Crew Commentary

Resetting the Realities of Our Climate Crisis

David Houle - Futurist


Reality, and one’s perception of reality, can change with a single event. An example would be the “earth rise “ photo taken by NASA astronauts in 1968. Though we knew that the earth was round, it was not until that photo that we saw it as a round planet in space.


Another might be the Florida real estate collapse due to the Great Recession of 2007-2008. Up until then, the prevalent thinking was that all Florida real estate would continue to increase in value dramatically due to the aging/retiring boomer generation. Nope. Many local homeowners had to wait until the Covid runup in prices to see their homes regain their value.

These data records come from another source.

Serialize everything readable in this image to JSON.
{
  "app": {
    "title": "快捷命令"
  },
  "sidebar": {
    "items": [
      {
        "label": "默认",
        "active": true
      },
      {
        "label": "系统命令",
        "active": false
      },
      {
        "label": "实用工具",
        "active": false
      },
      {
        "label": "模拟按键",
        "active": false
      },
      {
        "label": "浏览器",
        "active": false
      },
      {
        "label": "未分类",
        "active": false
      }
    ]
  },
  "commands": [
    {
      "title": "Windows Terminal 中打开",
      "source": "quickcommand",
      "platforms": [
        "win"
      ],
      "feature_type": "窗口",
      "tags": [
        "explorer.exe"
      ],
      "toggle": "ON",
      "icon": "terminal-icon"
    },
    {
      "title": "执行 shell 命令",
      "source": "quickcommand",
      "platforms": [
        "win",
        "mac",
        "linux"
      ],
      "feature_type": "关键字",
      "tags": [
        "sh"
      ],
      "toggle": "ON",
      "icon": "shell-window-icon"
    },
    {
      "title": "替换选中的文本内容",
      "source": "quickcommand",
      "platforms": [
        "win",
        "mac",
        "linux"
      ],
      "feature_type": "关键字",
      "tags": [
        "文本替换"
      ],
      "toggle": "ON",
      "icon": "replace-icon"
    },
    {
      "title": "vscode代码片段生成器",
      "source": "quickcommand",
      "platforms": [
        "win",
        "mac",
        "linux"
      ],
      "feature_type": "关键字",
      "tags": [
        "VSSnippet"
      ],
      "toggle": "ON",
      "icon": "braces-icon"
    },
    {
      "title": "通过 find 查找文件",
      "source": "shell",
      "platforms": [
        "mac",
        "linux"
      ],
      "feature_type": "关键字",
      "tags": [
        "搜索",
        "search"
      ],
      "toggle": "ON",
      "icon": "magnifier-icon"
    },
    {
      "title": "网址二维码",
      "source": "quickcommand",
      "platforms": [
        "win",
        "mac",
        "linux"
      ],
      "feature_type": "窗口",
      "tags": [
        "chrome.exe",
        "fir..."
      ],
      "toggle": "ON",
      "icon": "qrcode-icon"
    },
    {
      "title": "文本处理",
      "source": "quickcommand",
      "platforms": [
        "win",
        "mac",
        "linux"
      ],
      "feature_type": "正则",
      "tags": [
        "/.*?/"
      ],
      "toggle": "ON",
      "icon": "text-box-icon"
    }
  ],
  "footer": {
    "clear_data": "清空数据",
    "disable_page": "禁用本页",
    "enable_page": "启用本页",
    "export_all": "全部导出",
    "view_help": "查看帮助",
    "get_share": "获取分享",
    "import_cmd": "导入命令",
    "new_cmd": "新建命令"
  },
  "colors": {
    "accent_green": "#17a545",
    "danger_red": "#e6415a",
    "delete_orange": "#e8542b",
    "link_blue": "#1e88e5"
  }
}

Idalia, the latest hurricane to hit Florida, might be another example. As we were about to move from Sarasota, FL to the Chicago area, we literally had the wind at our backs as the first bands of the hurricane arrived just as the movers finished packing the moving truck. Then, after two days of being sequestered in a local hotel, we flew up north.


For the entire time (eight years) that I was a full-time resident in Florida, I marveled at how the concept of Sea Level Rise [SLR] was not perceived as an obvious short and long-term threat to beachfront communities in the state. Florida has the longest shoreline of any state, and is ranked as the most vulnerable state for climate change risks (SLR being the primary risk).


As these photographs (taken by This Spaceship Earth Co-Founder Tim Rumage) show, various Bradenton, FL (just north of Sarasota) neighborhoods were underwater after the hurricane had passed through. Tim couldn’t access the barrier islands that had more serious damage from storm surge because police vehicles blocked access to the bridges to the island.






Hurricane Idalia might be the event that convinces Florida coastal residents that the climate crisis, the warming Gulf waters, and SLR are a newfound reality. The Gulf Coast of Florida has flatter beaches than the East Coast of the state. Therefore, storm surges travel further inland.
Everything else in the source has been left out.